In the pharmaceutical industry, cleaning validation is a mandatory step: it ensures that equipment is free from any residue — product, cleaning agent, or microbial contaminant. So far, everyone agrees.
But once you have to calculate acceptance criteria, the smiles often disappear. Because while validating a cleaning process between two products may seem simple on paper, things get seriously complicated when there are 20 of them. At that point, it is no longer a validation: it is a regulatory sudoku on steroids.
Why do acceptance criteria become a nightmare to manage?
Validating a cleaning process between two products? Easy. Two products = one pair. But with 20 products?
You are not validating 20 products. You are validating 380 combinations.
And that is just the beginning. Because for each product A to product B combination, you may actually need to apply two formulas:
- one for the toxicity-based criterion (HBEL),
- another based on the therapeutic dose (mTD).
So 380 combinations × 2 formulas = 760 distinct calculations, each requiring its own parameters and justifications.
And these calculations must incorporate:
- minimum therapeutic doses (mTD)
- maximum daily dose values (MDD)
- toxicity (HBEL: PDE or ADE)
- safety factors associated with routes of administration
- the actual shared surface area
- the nature of contact (direct, indirect…)
In short, a cheerful cocktail of variables that turns your Excel file into a headache factory.
The snowball effect of multi-product environments
In a multi-product environment, production lines are shared, molecules vary, dosages change… but the requirements remain. You must:
- identify the worst-case products, equipment, and combinations
- document equipment equivalences (similar or identical)
- redo all your calculations whenever a product or piece of equipment enters or leaves the scope
And of course, all of this must be ready for an inspection, at any time, with solid traceability.
Excel, the false friend
Let us be honest: we all started with Excel. But from 5 products onward, you spend more time tweaking Excel formulas and optimizing how they work than actually focusing on your cleaning process.
And when you need to justify the origin of a safety factor or track down why you rounded an ARL to 0.15 ppm… good luck.
That is when you realize that a good tool is not a luxury — it is a condition for professional survival.
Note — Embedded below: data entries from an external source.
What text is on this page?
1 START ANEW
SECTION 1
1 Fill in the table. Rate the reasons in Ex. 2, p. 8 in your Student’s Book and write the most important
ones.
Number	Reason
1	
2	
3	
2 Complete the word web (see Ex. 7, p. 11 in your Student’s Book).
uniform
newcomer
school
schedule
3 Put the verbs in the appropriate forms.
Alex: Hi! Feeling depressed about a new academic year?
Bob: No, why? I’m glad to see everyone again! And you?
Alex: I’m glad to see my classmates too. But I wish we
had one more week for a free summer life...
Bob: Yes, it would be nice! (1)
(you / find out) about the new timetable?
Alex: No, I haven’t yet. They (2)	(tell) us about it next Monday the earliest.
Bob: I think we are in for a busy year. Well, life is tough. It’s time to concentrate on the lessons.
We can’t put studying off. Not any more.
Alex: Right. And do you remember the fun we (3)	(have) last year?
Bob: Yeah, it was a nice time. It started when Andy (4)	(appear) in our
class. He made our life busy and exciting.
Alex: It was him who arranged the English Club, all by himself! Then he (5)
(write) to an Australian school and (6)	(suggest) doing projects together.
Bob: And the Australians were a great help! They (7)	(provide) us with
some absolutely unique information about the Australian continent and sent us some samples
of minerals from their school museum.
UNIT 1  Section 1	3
The good news: tools exist
Digitalization (a.k.a. "Pharma 4.0") is not just a buzzword. It is also an opportunity to stop cobbling things together with unstable files and regain control over complexity.
At Hally-pharma, we tackled this problem head-on. Our SaaS solution was designed to handle:
- all product combinations automatically,
- MACO and ARL calculations, without the headache,
- shared surfaces, exclusions, and modeling in just a few clicks,
- and above all, clear, traceable, and actionable documentation.
In short, everything you need to turn a regulatory puzzle into a smooth process.
Conclusion
Defining acceptance criteria is like baking a multi-layer cake… except each layer can collapse if you use the wrong ingredient. The more products there are, the greater the risk of error. And the longer you wait to bring structure, the more painful the rework will be.
So yes, cleaning validation is essential. But mastering acceptance criteria in a multi-product environment is a discipline in its own right.